Anyway heres the first:

Im always reading articles and blogs that tell me what a tester is. The problem is they never seem to agree!

The truth is that they are all correct, in their own way. But it sure does make for a lot of confusion within our industry. whats adds to this confusion is almost all of these blog posters and article writers make there definition seem so absolute; There can be only one…and its my definition.

If we could all as test communicators/advocates stop trying to convince the rest of the IT industry, and ourselves that a tester is <your definition> and instead start to be more open and honest with a tester can be <your definition> but there are other just as valid definitions in other contexts  message then I think that we as an industry might start to be able to rid the IT industry of some of its myths and monsters that have plagued us for as long as I can remember.

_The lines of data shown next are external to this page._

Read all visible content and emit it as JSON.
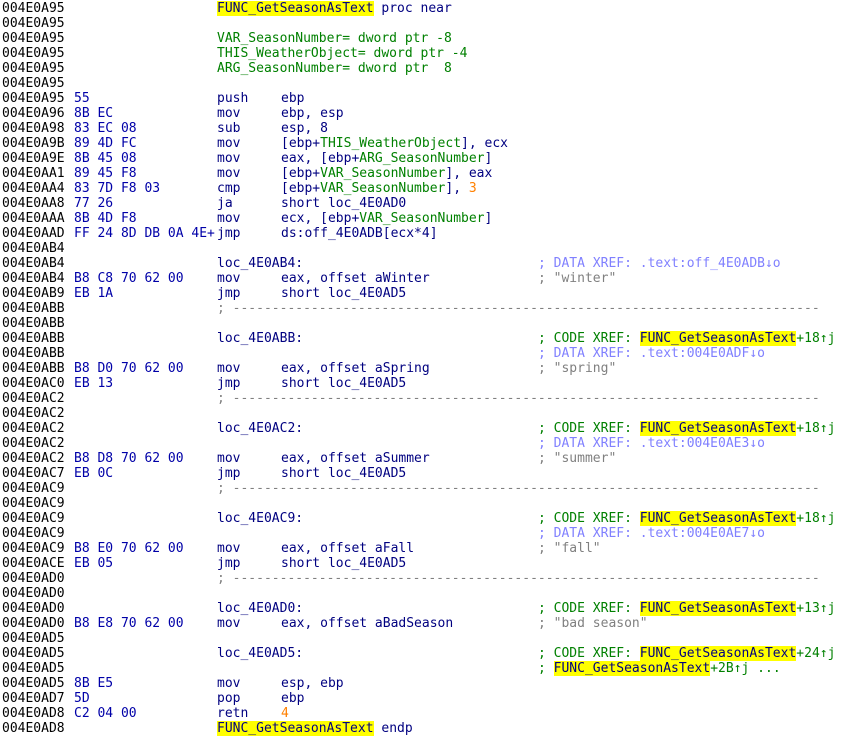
{
  "lines": [
    {
      "addr": "004E0A95",
      "kind": "proc_start",
      "name": "FUNC_GetSeasonAsText",
      "suffix": " proc near"
    },
    {
      "addr": "004E0A95",
      "kind": "blank"
    },
    {
      "addr": "004E0A95",
      "kind": "var",
      "text": "VAR_SeasonNumber= dword ptr -8"
    },
    {
      "addr": "004E0A95",
      "kind": "var",
      "text": "THIS_WeatherObject= dword ptr -4"
    },
    {
      "addr": "004E0A95",
      "kind": "var",
      "text": "ARG_SeasonNumber= dword ptr  8"
    },
    {
      "addr": "004E0A95",
      "kind": "blank"
    },
    {
      "addr": "004E0A95",
      "kind": "instr",
      "bytes": "55",
      "mnemonic": "push",
      "operands": [
        {
          "t": "ebp",
          "c": "navy"
        }
      ]
    },
    {
      "addr": "004E0A96",
      "kind": "instr",
      "bytes": "8B EC",
      "mnemonic": "mov",
      "operands": [
        {
          "t": "ebp, esp",
          "c": "navy"
        }
      ]
    },
    {
      "addr": "004E0A98",
      "kind": "instr",
      "bytes": "83 EC 08",
      "mnemonic": "sub",
      "operands": [
        {
          "t": "esp, ",
          "c": "navy"
        },
        {
          "t": "8",
          "c": "navy"
        }
      ]
    },
    {
      "addr": "004E0A9B",
      "kind": "instr",
      "bytes": "89 4D FC",
      "mnemonic": "mov",
      "operands": [
        {
          "t": "[ebp+",
          "c": "navy"
        },
        {
          "t": "THIS_WeatherObject",
          "c": "green"
        },
        {
          "t": "], ecx",
          "c": "navy"
        }
      ]
    },
    {
      "addr": "004E0A9E",
      "kind": "instr",
      "bytes": "8B 45 08",
      "mnemonic": "mov",
      "operands": [
        {
          "t": "eax, [ebp+",
          "c": "navy"
        },
        {
          "t": "ARG_SeasonNumber",
          "c": "green"
        },
        {
          "t": "]",
          "c": "navy"
        }
      ]
    },
    {
      "addr": "004E0AA1",
      "kind": "instr",
      "bytes": "89 45 F8",
      "mnemonic": "mov",
      "operands": [
        {
          "t": "[ebp+",
          "c": "navy"
        },
        {
          "t": "VAR_SeasonNumber",
          "c": "green"
        },
        {
          "t": "], eax",
          "c": "navy"
        }
      ]
    },
    {
      "addr": "004E0AA4",
      "kind": "instr",
      "bytes": "83 7D F8 03",
      "mnemonic": "cmp",
      "operands": [
        {
          "t": "[ebp+",
          "c": "navy"
        },
        {
          "t": "VAR_SeasonNumber",
          "c": "green"
        },
        {
          "t": "], ",
          "c": "navy"
        },
        {
          "t": "3",
          "c": "num"
        }
      ]
    },
    {
      "addr": "004E0AA8",
      "kind": "instr",
      "bytes": "77 26",
      "mnemonic": "ja",
      "operands": [
        {
          "t": "short loc_4E0AD0",
          "c": "navy"
        }
      ]
    },
    {
      "addr": "004E0AAA",
      "kind": "instr",
      "bytes": "8B 4D F8",
      "mnemonic": "mov",
      "operands": [
        {
          "t": "ecx, [ebp+",
          "c": "navy"
        },
        {
          "t": "VAR_SeasonNumber",
          "c": "green"
        },
        {
          "t": "]",
          "c": "navy"
        }
      ]
    },
    {
      "addr": "004E0AAD",
      "kind": "instr",
      "bytes": "FF 24 8D DB 0A 4E+",
      "mnemonic": "jmp",
      "mnemonic_left_tight": true,
      "operands": [
        {
          "t": "ds:off_4E0ADB[ecx*4]",
          "c": "navy"
        }
      ]
    },
    {
      "addr": "004E0AB4",
      "kind": "blank"
    },
    {
      "addr": "004E0AB4",
      "kind": "label",
      "label": "loc_4E0AB4:",
      "comment": [
        {
          "t": "; DATA XREF: .text:off_4E0ADB↓o",
          "c": "drefc"
        }
      ]
    },
    {
      "addr": "004E0AB4",
      "kind": "instr",
      "bytes": "B8 C8 70 62 00",
      "mnemonic": "mov",
      "operands": [
        {
          "t": "eax, offset aWinter",
          "c": "navy"
        }
      ],
      "comment": [
        {
          "t": "; \"winter\"",
          "c": "strc"
        }
      ]
    },
    {
      "addr": "004E0AB9",
      "kind": "instr",
      "bytes": "EB 1A",
      "mnemonic": "jmp",
      "operands": [
        {
          "t": "short loc_4E0AD5",
          "c": "navy"
        }
      ]
    },
    {
      "addr": "004E0ABB",
      "kind": "sep",
      "text": "; ---------------------------------------------------------------------------"
    },
    {
      "addr": "004E0ABB",
      "kind": "blank"
    },
    {
      "addr": "004E0ABB",
      "kind": "label",
      "label": "loc_4E0ABB:",
      "comment": [
        {
          "t": "; CODE XREF: ",
          "c": "xrefc"
        },
        {
          "t": "FUNC_GetSeasonAsText",
          "c": "fn"
        },
        {
          "t": "+18↑j",
          "c": "xrefc"
        }
      ]
    },
    {
      "addr": "004E0ABB",
      "kind": "comment_only",
      "comment": [
        {
          "t": "; DATA XREF: .text:004E0ADF↓o",
          "c": "drefc"
        }
      ]
    },
    {
      "addr": "004E0ABB",
      "kind": "instr",
      "bytes": "B8 D0 70 62 00",
      "mnemonic": "mov",
      "operands": [
        {
          "t": "eax, offset aSpring",
          "c": "navy"
        }
      ],
      "comment": [
        {
          "t": "; \"spring\"",
          "c": "strc"
        }
      ]
    },
    {
      "addr": "004E0AC0",
      "kind": "instr",
      "bytes": "EB 13",
      "mnemonic": "jmp",
      "operands": [
        {
          "t": "short loc_4E0AD5",
          "c": "navy"
        }
      ]
    },
    {
      "addr": "004E0AC2",
      "kind": "sep",
      "text": "; ---------------------------------------------------------------------------"
    },
    {
      "addr": "004E0AC2",
      "kind": "blank"
    },
    {
      "addr": "004E0AC2",
      "kind": "label",
      "label": "loc_4E0AC2:",
      "comment": [
        {
          "t": "; CODE XREF: ",
          "c": "xrefc"
        },
        {
          "t": "FUNC_GetSeasonAsText",
          "c": "fn"
        },
        {
          "t": "+18↑j",
          "c": "xrefc"
        }
      ]
    },
    {
      "addr": "004E0AC2",
      "kind": "comment_only",
      "comment": [
        {
          "t": "; DATA XREF: .text:004E0AE3↓o",
          "c": "drefc"
        }
      ]
    },
    {
      "addr": "004E0AC2",
      "kind": "instr",
      "bytes": "B8 D8 70 62 00",
      "mnemonic": "mov",
      "operands": [
        {
          "t": "eax, offset aSummer",
          "c": "navy"
        }
      ],
      "comment": [
        {
          "t": "; \"summer\"",
          "c": "strc"
        }
      ]
    },
    {
      "addr": "004E0AC7",
      "kind": "instr",
      "bytes": "EB 0C",
      "mnemonic": "jmp",
      "operands": [
        {
          "t": "short loc_4E0AD5",
          "c": "navy"
        }
      ]
    },
    {
      "addr": "004E0AC9",
      "kind": "sep",
      "text": "; ---------------------------------------------------------------------------"
    },
    {
      "addr": "004E0AC9",
      "kind": "blank"
    },
    {
      "addr": "004E0AC9",
      "kind": "label",
      "label": "loc_4E0AC9:",
      "comment": [
        {
          "t": "; CODE XREF: ",
          "c": "xrefc"
        },
        {
          "t": "FUNC_GetSeasonAsText",
          "c": "fn"
        },
        {
          "t": "+18↑j",
          "c": "xrefc"
        }
      ]
    },
    {
      "addr": "004E0AC9",
      "kind": "comment_only",
      "comment": [
        {
          "t": "; DATA XREF: .text:004E0AE7↓o",
          "c": "drefc"
        }
      ]
    },
    {
      "addr": "004E0AC9",
      "kind": "instr",
      "bytes": "B8 E0 70 62 00",
      "mnemonic": "mov",
      "operands": [
        {
          "t": "eax, offset aFall",
          "c": "navy"
        }
      ],
      "comment": [
        {
          "t": "; \"fall\"",
          "c": "strc"
        }
      ]
    },
    {
      "addr": "004E0ACE",
      "kind": "instr",
      "bytes": "EB 05",
      "mnemonic": "jmp",
      "operands": [
        {
          "t": "short loc_4E0AD5",
          "c": "navy"
        }
      ]
    },
    {
      "addr": "004E0AD0",
      "kind": "sep",
      "text": "; ---------------------------------------------------------------------------"
    },
    {
      "addr": "004E0AD0",
      "kind": "blank"
    },
    {
      "addr": "004E0AD0",
      "kind": "label",
      "label": "loc_4E0AD0:",
      "comment": [
        {
          "t": "; CODE XREF: ",
          "c": "xrefc"
        },
        {
          "t": "FUNC_GetSeasonAsText",
          "c": "fn"
        },
        {
          "t": "+13↑j",
          "c": "xrefc"
        }
      ]
    },
    {
      "addr": "004E0AD0",
      "kind": "instr",
      "bytes": "B8 E8 70 62 00",
      "mnemonic": "mov",
      "operands": [
        {
          "t": "eax, offset aBadSeason",
          "c": "navy"
        }
      ],
      "comment": [
        {
          "t": "; \"bad season\"",
          "c": "strc"
        }
      ]
    },
    {
      "addr": "004E0AD5",
      "kind": "blank"
    },
    {
      "addr": "004E0AD5",
      "kind": "label",
      "label": "loc_4E0AD5:",
      "comment": [
        {
          "t": "; CODE XREF: ",
          "c": "xrefc"
        },
        {
          "t": "FUNC_GetSeasonAsText",
          "c": "fn"
        },
        {
          "t": "+24↑j",
          "c": "xrefc"
        }
      ]
    },
    {
      "addr": "004E0AD5",
      "kind": "comment_only",
      "comment": [
        {
          "t": "; ",
          "c": "xrefc"
        },
        {
          "t": "FUNC_GetSeasonAsText",
          "c": "fn"
        },
        {
          "t": "+2B↑j ...",
          "c": "xrefc"
        }
      ]
    },
    {
      "addr": "004E0AD5",
      "kind": "instr",
      "bytes": "8B E5",
      "mnemonic": "mov",
      "operands": [
        {
          "t": "esp, ebp",
          "c": "navy"
        }
      ]
    },
    {
      "addr": "004E0AD7",
      "kind": "instr",
      "bytes": "5D",
      "mnemonic": "pop",
      "operands": [
        {
          "t": "ebp",
          "c": "navy"
        }
      ]
    },
    {
      "addr": "004E0AD8",
      "kind": "instr",
      "bytes": "C2 04 00",
      "mnemonic": "retn",
      "operands": [
        {
          "t": "4",
          "c": "num"
        }
      ]
    },
    {
      "addr": "004E0AD8",
      "kind": "proc_end",
      "name": "FUNC_GetSeasonAsText",
      "suffix": " endp"
    }
  ]
}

2 thoughts on “Blogging in Shorts – WTF is a tester?!?

  1. Interesting thoughts Darren. Funnily enough, people from other software streams (developers, BA et al.) don’t seem to have this existential crisis. Ask a developer what he/she does, you get a definite answer. I think testers are trying too hard to convince all others that testing is not what they think it is. Any good developer/PM/BA etc. instinctively understands the role and importance of testing in a project and I don’t think they really care about semantics of testing definitions.

  2. Hay Finny, hope you are well!

    Thanks for the comment. I’m not sure I am as confident as you appear to be that other roles within the software development industry are so well defined. I think they would have their own, if not exact, at least similar semantic/definitions issues. However I do agree that if you asked let say 100 developers the what/why/how you might get more closely (but not exact) aligned answers.

    Your also right that ime those outside of testing don’t care about “some” of the semantical debates of testing definitions Im not sure thats a positive thing necessarily. A lot of that, I think is down to either an general or agenda based ignorance as well as . in a lot of ways they are in a view that this testing thing is all figured out and just needs to be boilerplated and rolled out.